Friday, June 13, 2003

On that why question.

Tonight (Thursday night 6/12), as I was standing outside in the mist taking care of my neighbor's cute (and spolied and cuddly) dog Giget, the good ol' "why" question came to mind. Why did my dad abuse me? Why did my mom neglect me and participate in my dad's emotional abuse? Wny didn't someone notice the tell-tale signs? Why? I don't know. I don't think my father and mother are crazy, I hold them responsible for the choices they made each and every time they abused me as a kid and each and every time they deny it and attempt to continue the emotional abuse and manipulation now.

One thing I do know is that I can't change the past. I can only change how it affects me. Thank God for the courage and the hope to do the hard work of healing. I can't imagine my life right now without the journey - - even the tough and horrible parts. Because I can't separate the parts of me that I am proud of and think are my assets from the abuse - maybe my empathy, my ability to listen, to accept people no matter what are touched by the abuse. Maybe I wouldn't be this way if I grew up in a "healthy" and "integrated" family. Who knows.
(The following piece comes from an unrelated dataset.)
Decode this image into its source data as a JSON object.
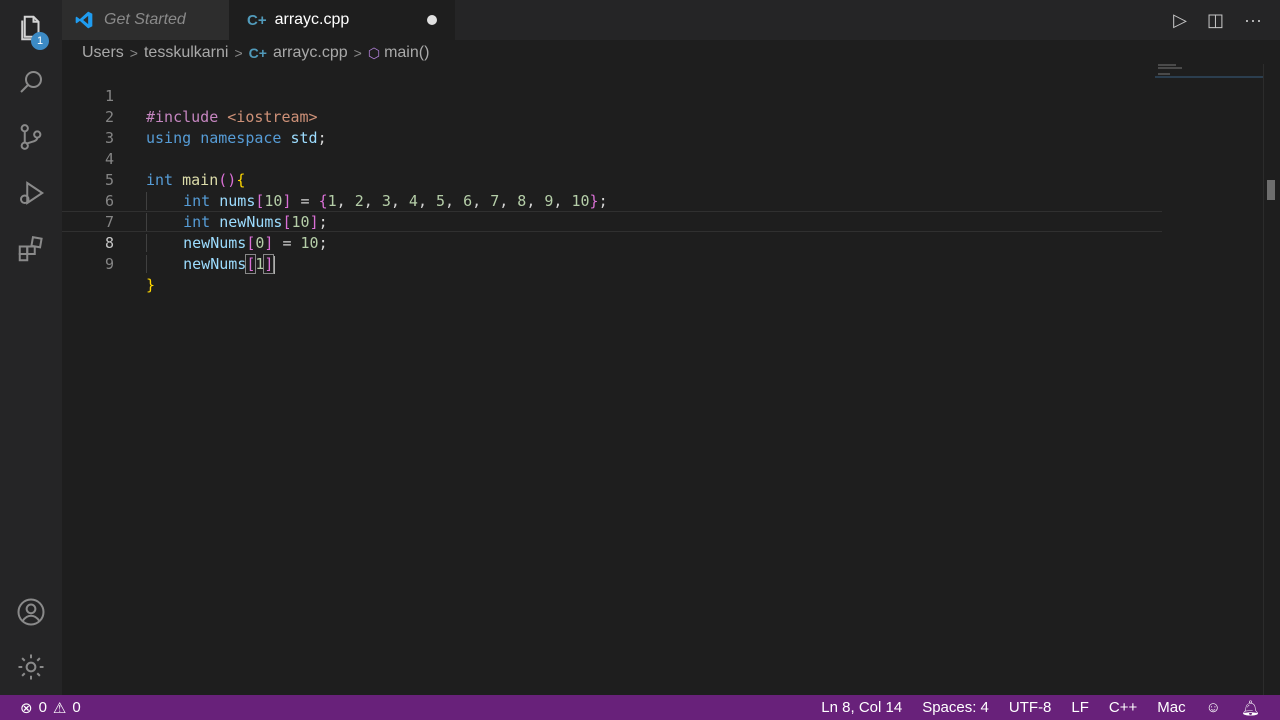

I think of the story of Dinah in the Torah. Dinah's story is so painful and so hurtful it is a wonder that it is still in the biblical text. Of course, we only know one thing about her - that she was raped. And what did her famiily - her brothers - do when they found out? They went and demanded that all the men of Shechem (the town where she was raped) be circumcised. The brothers demand this in the name of their father Jacob and when the king complies, the brothers murder and pilage most of the town. Disgusting. Horrible. Dinah is raped and that's all we know about her. But even though that is all that is in the text, it isn't all that we know. We can imagine what her epxerience was like - imaginings and questions that many have asked since ancient days - in a genre of literature called Midrash. An excellent modern book asks these questions too and completely reframes Dinah's experience - The Red Tent by Anita Diamant. Read it. So why, at 1:30 in the morning am I thinking about Dinah. I don't just think it is sleep deprivation. I think that Dinah's story, like many of the painful stories in the Bible, are there to help us see that we are not alone. We are not alone in our suffering, we are not alone in our pain and - we are not alone in our recovery. We can grow, and change, find courage and friendship and even love and we can thrive.

So, enough wanderings through my mind for tonight.